Spoilers ahead for the plot and ending of Gladiator II. Does it qualify as a spoiler to report that Gladiator II ends with the flash and clang of steel? Of course not. Director Ridley Scott , like any emperor worth his weight in golden breastplates, knows that the crowd wants blood.

And at the end of the belated sequel to his own Y2K sword-and-sandals phenomenon, he obliges with a climactic mano a mano between good and bad, respectively represented by Lucius (Paul Mescal), the bastard son of the original film’s hero, and the scheming Macrinus (Denzel Washington), a former slave turned power broker.

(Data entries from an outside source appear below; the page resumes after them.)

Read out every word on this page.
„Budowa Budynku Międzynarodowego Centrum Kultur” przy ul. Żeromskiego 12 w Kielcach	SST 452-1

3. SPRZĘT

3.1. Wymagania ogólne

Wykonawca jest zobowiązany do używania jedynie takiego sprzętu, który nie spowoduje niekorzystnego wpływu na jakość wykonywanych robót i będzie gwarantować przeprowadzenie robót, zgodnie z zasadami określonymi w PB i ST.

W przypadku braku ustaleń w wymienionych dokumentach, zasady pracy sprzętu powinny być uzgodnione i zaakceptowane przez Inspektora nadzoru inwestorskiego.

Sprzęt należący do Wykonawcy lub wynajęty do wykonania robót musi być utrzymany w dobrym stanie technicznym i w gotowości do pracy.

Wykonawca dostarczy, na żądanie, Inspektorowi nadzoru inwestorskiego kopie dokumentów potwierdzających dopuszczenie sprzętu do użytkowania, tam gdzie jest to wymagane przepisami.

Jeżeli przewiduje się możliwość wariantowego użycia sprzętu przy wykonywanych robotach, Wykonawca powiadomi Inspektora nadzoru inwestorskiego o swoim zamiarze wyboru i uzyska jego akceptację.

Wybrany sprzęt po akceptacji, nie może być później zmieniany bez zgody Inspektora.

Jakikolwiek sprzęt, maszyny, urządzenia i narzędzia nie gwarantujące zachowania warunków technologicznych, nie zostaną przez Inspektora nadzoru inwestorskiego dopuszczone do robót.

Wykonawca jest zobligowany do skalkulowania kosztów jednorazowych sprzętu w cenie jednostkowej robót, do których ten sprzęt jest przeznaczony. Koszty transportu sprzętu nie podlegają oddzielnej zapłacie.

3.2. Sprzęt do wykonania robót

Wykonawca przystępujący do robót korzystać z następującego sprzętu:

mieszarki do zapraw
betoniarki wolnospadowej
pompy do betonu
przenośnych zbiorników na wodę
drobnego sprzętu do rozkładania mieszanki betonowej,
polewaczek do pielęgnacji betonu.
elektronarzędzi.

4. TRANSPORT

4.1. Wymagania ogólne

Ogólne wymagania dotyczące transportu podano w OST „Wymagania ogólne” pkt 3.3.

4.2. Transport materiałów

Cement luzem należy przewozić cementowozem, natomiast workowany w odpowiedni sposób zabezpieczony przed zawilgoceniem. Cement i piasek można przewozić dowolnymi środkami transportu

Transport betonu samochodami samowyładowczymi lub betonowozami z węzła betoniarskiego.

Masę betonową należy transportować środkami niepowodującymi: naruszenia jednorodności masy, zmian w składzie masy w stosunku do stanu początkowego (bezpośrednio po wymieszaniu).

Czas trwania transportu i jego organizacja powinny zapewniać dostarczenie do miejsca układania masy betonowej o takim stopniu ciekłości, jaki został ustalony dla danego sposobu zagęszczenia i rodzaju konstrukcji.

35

By the calculus of marquee appeal, this final face-off makes sense: What could be more rousing, in theory, than Mescal versus Denzel — than pitting a rising star against one of Hollywood’s most bankable veterans? But in execution, there’s something curiously anticlimactic about the moment when Lucius and Macrinus conclusively cross blades, each flanked by an army. Their fight is satisfying neither as spectacle nor dramatic payoff.

It just kind of ...

happens , and then the movie ends, though not before unwisely reminding viewers of how its predecessor came together in its closing minutes. Few would accuse the original Gladiator of anticlimax. That movie had a simpler and much more irresistible structure — a kind of heightened sports-movie arc that followed Russell Crowe’s single-mindedly vengeful general turned slave Maximus as he rose to prominence in the Colosseum, ri.